Another issue to bring forth is the cost of production. The ‘7th International Conference on Science, Technology & Management – Challenges Faced by Sugarcane Mills and Farmers in India’ in 2017 highlighted that “high cost of sugarcane, inefficient technology, the uneconomic process of production and heavy exercise duty result in high cost of manufacturing. The production cost of sugar in India is one of the highest in the world.”
The conference proposed that intense research was required to increase the sugarcane production. “Introduce new technology of production efficiency in the sugar mills. Production cost can also be reduced through proper utilization of by-products in the industry, such as bagasse can be used for manufacturing paper pulp, insulating board, plastic and carbon cortex etc.”

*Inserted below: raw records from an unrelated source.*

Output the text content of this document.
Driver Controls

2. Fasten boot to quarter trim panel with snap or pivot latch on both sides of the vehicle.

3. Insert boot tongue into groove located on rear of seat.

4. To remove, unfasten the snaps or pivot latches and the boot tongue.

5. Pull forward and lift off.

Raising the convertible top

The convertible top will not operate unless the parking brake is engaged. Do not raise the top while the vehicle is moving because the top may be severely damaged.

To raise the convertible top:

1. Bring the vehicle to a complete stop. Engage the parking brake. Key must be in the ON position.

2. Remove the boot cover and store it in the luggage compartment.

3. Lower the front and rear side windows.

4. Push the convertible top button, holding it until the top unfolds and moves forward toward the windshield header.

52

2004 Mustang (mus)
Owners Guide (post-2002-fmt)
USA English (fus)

In the field, the sugarcane farmers are troubled by lack of finance and technical guidance. Because of the lack of finance, they are not able to purchase fertilizers and pesticides and labour to harvest the cane. They are not able to get the fields watered. The government and millers should address the farmers plight. They should consider capital-intensive techniques and provide timely subsidies. The farmers should be provided with mechanical assistance such as tractors and plough to prepare the fields for the season. The agriculture department should hold monthly workshops to educate the farmers with relevant techniques, skills and good agricultural practices.
India’s sugarcane industry is the second largest agro-based industry in the world. Sugarcane is planted in the states of Maharashtra, Andhra Pradesh, Tamil Nadu, Karnataka, Gujarat, Madhya Pradesh, Uttar Pradesh, Bihar, Goa, and Kerala.